“I
professori ci spiegano tutte le possibili teorie e pensieri, senza mai dare un
giudizio, dicono che tutte le teorie sono vere. Noi, alla fine, non sappiamo
più cosa pensare, e infine ce ne disinteressiamo, tanto una cosa vale l’altra.”
È stato questo intervento di uno dei miei studenti all’università che mi ha
fatto ripensare alla cosiddetta “Carta della Laicità” che, pochi giorni prima
dell’inizio dei corsi universitari, il ministro dell’educazione nazionale,
Vincent Peillon, ha affisso in tutte le scuole elementari, medie e superiori.
Si tratta di una serie di 15 articoli elaborati per il personale, gli allievi e
“tutto l’insieme della comunità educante”. Il disorientamento di questo studente, francese, nato in
seno alla Repubblica, mi ha spinto a leggere e studiare questa carta.
Eccone il
testo completo:
“La
Francia è une Repubblica indivisibile, laica, democratica e sociale. Essa
assicura l’uguaglianza di tutti i cittadini davanti alla legge, nell’insieme
del suo territorio. Essa rispetta tutti i credi.
La
Repubblica laica organizza la separazione tra religioni e Stato. Lo Stato è
neutro per quanto riguarda le convinzioni religiose o spirituali. Non esiste
une religione di Stato.
La
laicità garantisce a tutti la libertà di coscienza. Ognuno è libero di credere
o non credere. La laicità permette di esprimere liberamente le proprie
convinzioni, nel rispetto delle convinzioni altrui e nei limiti dell’ordine
pubblico.
La
laicità permette l’esercizio della cittadinanza, conciliando la libertà di
ciascuno con l’uguaglianza e la fratellanza di tutti, nella preoccupazione
dell’interesse generale.
La
Repubblica assicura il rispetto di ognuno di questi principi negli edifici
scolastici.
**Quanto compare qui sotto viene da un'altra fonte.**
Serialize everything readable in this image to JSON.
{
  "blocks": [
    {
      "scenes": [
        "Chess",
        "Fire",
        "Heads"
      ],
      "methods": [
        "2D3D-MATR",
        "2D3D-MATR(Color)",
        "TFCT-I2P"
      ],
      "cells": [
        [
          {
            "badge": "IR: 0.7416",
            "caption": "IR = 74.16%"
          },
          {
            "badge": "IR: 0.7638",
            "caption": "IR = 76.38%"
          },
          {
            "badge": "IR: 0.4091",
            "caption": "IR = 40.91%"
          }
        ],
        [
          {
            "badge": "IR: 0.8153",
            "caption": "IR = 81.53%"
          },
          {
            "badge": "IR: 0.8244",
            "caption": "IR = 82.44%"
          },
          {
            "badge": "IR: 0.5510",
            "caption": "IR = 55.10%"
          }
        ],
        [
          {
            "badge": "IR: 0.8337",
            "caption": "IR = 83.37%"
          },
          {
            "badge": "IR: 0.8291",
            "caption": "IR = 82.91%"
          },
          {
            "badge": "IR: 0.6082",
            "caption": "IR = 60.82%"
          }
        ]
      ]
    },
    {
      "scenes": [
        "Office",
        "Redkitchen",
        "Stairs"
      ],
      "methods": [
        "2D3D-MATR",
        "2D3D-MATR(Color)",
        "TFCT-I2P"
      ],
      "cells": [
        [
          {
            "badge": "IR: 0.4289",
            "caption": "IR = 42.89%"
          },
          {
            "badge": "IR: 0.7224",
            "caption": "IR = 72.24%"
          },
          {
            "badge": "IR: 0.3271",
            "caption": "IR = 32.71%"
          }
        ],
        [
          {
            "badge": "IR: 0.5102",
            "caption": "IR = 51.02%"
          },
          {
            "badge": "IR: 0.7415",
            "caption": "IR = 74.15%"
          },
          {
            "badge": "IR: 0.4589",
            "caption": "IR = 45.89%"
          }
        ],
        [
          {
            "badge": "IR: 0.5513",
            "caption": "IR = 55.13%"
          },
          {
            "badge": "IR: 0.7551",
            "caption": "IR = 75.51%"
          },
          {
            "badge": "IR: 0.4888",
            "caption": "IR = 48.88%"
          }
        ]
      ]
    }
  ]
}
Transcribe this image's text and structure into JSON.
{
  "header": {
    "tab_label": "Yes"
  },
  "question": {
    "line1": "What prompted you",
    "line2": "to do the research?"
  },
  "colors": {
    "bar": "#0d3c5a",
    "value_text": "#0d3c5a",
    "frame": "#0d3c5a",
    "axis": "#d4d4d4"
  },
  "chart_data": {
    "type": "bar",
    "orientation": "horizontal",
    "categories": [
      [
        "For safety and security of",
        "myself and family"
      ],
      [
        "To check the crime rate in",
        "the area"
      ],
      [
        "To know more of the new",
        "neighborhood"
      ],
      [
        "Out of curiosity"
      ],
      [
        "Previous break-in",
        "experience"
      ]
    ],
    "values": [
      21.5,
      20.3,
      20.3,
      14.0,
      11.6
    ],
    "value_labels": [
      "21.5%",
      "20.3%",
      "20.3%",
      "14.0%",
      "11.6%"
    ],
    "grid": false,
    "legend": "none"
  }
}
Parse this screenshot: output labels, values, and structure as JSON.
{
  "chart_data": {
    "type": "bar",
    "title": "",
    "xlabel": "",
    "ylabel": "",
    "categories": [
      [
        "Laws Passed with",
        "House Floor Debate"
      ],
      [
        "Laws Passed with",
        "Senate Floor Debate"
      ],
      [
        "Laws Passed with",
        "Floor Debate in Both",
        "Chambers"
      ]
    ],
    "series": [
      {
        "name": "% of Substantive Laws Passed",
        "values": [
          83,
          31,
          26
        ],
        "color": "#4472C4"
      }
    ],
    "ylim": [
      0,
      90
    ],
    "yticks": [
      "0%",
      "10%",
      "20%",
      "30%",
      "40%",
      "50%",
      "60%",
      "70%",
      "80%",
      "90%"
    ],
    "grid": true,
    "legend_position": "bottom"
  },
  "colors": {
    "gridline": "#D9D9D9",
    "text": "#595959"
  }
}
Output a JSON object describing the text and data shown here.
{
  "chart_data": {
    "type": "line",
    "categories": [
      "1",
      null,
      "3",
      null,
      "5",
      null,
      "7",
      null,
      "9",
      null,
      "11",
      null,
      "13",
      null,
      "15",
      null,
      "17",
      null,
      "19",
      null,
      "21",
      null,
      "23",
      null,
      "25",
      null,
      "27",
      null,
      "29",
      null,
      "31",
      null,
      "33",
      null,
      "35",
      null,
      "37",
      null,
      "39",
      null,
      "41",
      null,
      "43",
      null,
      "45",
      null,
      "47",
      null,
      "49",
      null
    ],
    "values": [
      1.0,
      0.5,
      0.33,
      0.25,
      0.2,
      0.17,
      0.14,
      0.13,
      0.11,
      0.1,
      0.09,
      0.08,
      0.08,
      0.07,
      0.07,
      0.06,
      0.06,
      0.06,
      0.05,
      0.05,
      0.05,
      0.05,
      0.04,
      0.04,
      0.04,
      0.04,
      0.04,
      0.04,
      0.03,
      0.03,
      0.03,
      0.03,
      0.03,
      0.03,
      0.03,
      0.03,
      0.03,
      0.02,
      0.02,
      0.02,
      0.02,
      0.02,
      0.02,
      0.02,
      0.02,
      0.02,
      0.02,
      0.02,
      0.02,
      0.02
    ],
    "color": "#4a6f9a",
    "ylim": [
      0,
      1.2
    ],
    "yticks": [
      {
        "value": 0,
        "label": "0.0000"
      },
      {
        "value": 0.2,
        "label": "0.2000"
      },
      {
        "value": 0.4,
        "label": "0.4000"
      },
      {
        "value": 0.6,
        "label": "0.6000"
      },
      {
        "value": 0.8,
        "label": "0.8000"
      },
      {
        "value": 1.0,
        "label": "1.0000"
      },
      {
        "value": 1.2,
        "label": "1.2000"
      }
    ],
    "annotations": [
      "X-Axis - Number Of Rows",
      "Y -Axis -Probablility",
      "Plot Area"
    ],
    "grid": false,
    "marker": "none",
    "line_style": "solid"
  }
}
La scuola è laica.
La
laicità della scuola offre agli studenti le condizioni per forgiare la loro
personalità, esercitare il loro libero arbitrio e apprendere a esercitare la
loro cittadinanza. Essa li protegge da ogni forma di proselitismo e ogni sorta
di pressione che impedirebbero di fare una scelta personale.
La
laictià assicura a tutti gli allievi l’accesso a una cultura comune e
condivisa.
La
laicità permette agli studenti l’esercizio della libertà di espressione nel
limite del buon funzionamento della scuola e del rispetto dei valori
repubblicani e del pluralismo di convinzioni.
La
laicità implica il rifiuto di ogni violenza e discriminazione, garantisce
l’uguaglianza tra ragazzi e ragazze e riposa sulla cultura del rispetto e della
comprensione dell’altro.
È
compito di tutto il personale di trasmettere agli studenti il senso e il valore
della laicità, cosi come altri principi fondamentali della Repubblica. Essi
vigilano affinché essi siano applicati in ambito scolastico. È loro compito far
conoscere la presente carta ai genitori degli scolari.
Il
personale ha il dovere di mantenere une rigida neutralità: non deve manifestare
le proprie convinzioni politiche o religiose nell’esercizio delle proprie
funzioni.
Gli
insegnanti sono laici. Al fine di garantire agli scolari un’apertura, il più
possibile oggettiva, alla diversità di visioni del mondo e all’ampiezza e alla
precisione dei saperi, nessun argomento è escluso a priori dallo studio
scientifico e pedagogico. Nessuno scolaro può invocare una convinzione
religiosa o politica per contestare ad un insegnante il diritto di trattare una
tematica del programma.
Nessuno
può avvalersi della propria appartenenza religiosa per rifiutare di conformarsi
alle regole applicabili nella scuola della Repubblica.
Negli
edifici scolastici pubblici, le regole di vita dei diversi spazi, precisate nel
regolamento interno, sono rispettose della laicità. Portare segni o tenute che
manifestino ostentatamente un’appartenenza religiosa è vietato.
Attraverso
la loro riflessione e le loro attività, gli allievi contribuiscono a far vivere
la laicità in seno alla scuola.”
Spero
di aver trovato le parole giuste per la traduzione, le parole sono
fondamentali. Il ministro Peillon ha, infatti, precisato che il testo è redatto
in modo che tutti possano capirlo.
Gli
articoli dall’1 al 4 non riguardano la scuola, bensì le basi dello stato. Dopo
un primo articolo che rispecchia la realtà di questo paese, asilo per tante
persone (realtà che si può sperimentare uscendo semplicemente in strada), il
secondo articolo pone già come valore fondamentale la neutralità. Si nega poi
l’esistenza di una religione di stato.
Nota.
Lo Stato non può essere confessionale. In quanto cristiana sono pienamente
d’accordo. Lo Stato non può essere, per esempio, né cristiano né anticristiano.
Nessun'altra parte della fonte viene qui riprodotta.